A result of 1.49 Delta E represents only a small improvement in grayscale performance. For some, the small reduction in contrast is too great of a price to pay for such a slight gain in accuracy. Remember that if you only adjust backlight intensity, you’ll see around 900 to 1 contrast, rather than the calibrated number of 764 to 1.
Gamma is the measurement of luminance levels at every step in the brightness range from 0 to 100 percent. This is important because poor gamma can either crush detail at various points or wash it out, making the entire picture appear flat and dull. Correct gamma produces a more three-dimensional image, with a greater sense of depth and realism. Meanwhile, incorrect gamma can negatively affect image quality, even in monitors with high contrast ratios.
In the gamma charts below, the yellow line represents 2.2, which is the most widely used standard for television, film, and computer graphics production. The closer the white measurement trace comes to 2.2, the better.
We’re including three different traces to show the difference between Game and Standard mode, along with the effect of Asus' Smart View control.
In the charts above, you saw that the grayscale performance in Game mode wasn’t too bad. When it comes to measuring gamma, however, there's a clear price to be paid. The large dips at 10 and 90 percent mean detail in those ranges gets crushed. The impact on bright highlights is very obvious in real-world content.

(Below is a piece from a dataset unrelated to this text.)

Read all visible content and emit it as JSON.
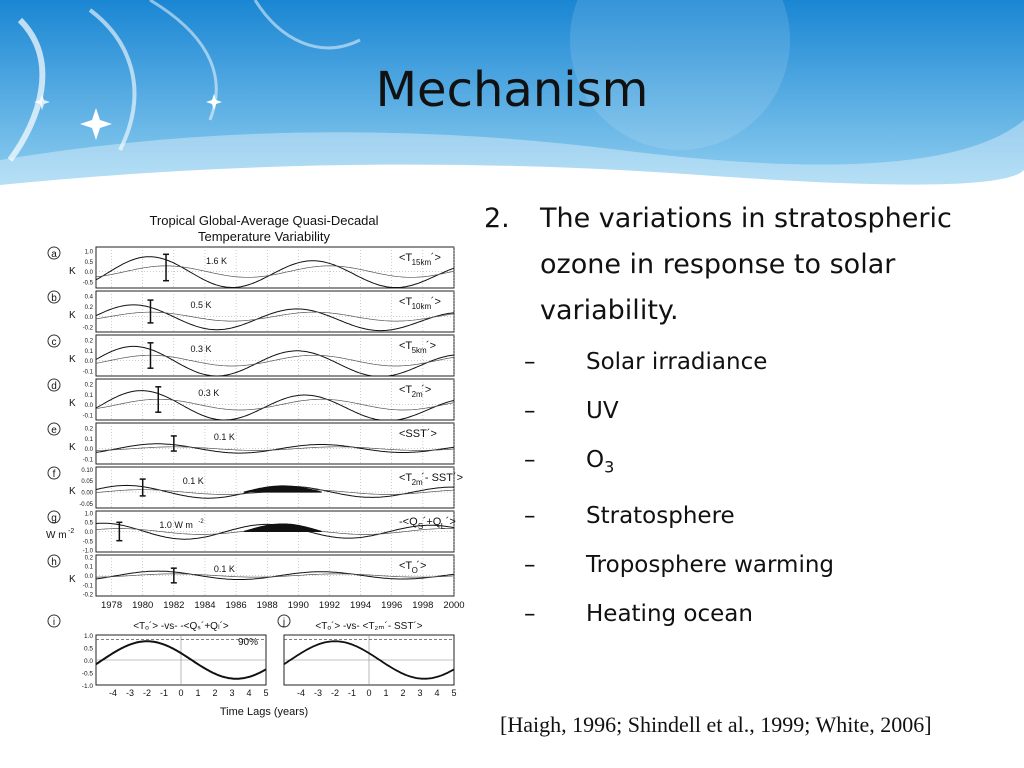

Here is the gamma in Standard mode. It tracks very well and only runs slightly dark. The average value is 2.31, which is a tad higher than the preferred 2.2. The upside is that perceived contrast is a little better. Standard mode, without question, is the right choice for the best image quality.
Here’s what happens when you turn Smart View on:
I mentioned earlier that Smart View raises the black level and cuts overall contrast by 89 percent. The net effect is a flat and washed-out image with medium gray tones where black should be. It looks like Asus wants Smart View to help with shadow detail, but it would be more useful if the feature had four or five different levels rather than on/off.
Let's get back to the comparison group:
Although the gamma is a tad dark, it tracks extremely well. Gamma is nearly as important to image quality as contrast, and the PB287Q gives nothing away here.
We calculate gamma deviation by simply expressing the difference from 2.2 as a percentage.
Because of its 2.31 average value, the PB287Q doesn’t look great compared to the rest of the field. Don't let our result deter you though; it's a relatively minor error you can fix on your own by upping the Contrast control (so long as you don’t mind a little less accuracy in the brightest grayscale points). Whether you calibrate or not, we consider the gamma performance to be more than satisfactory.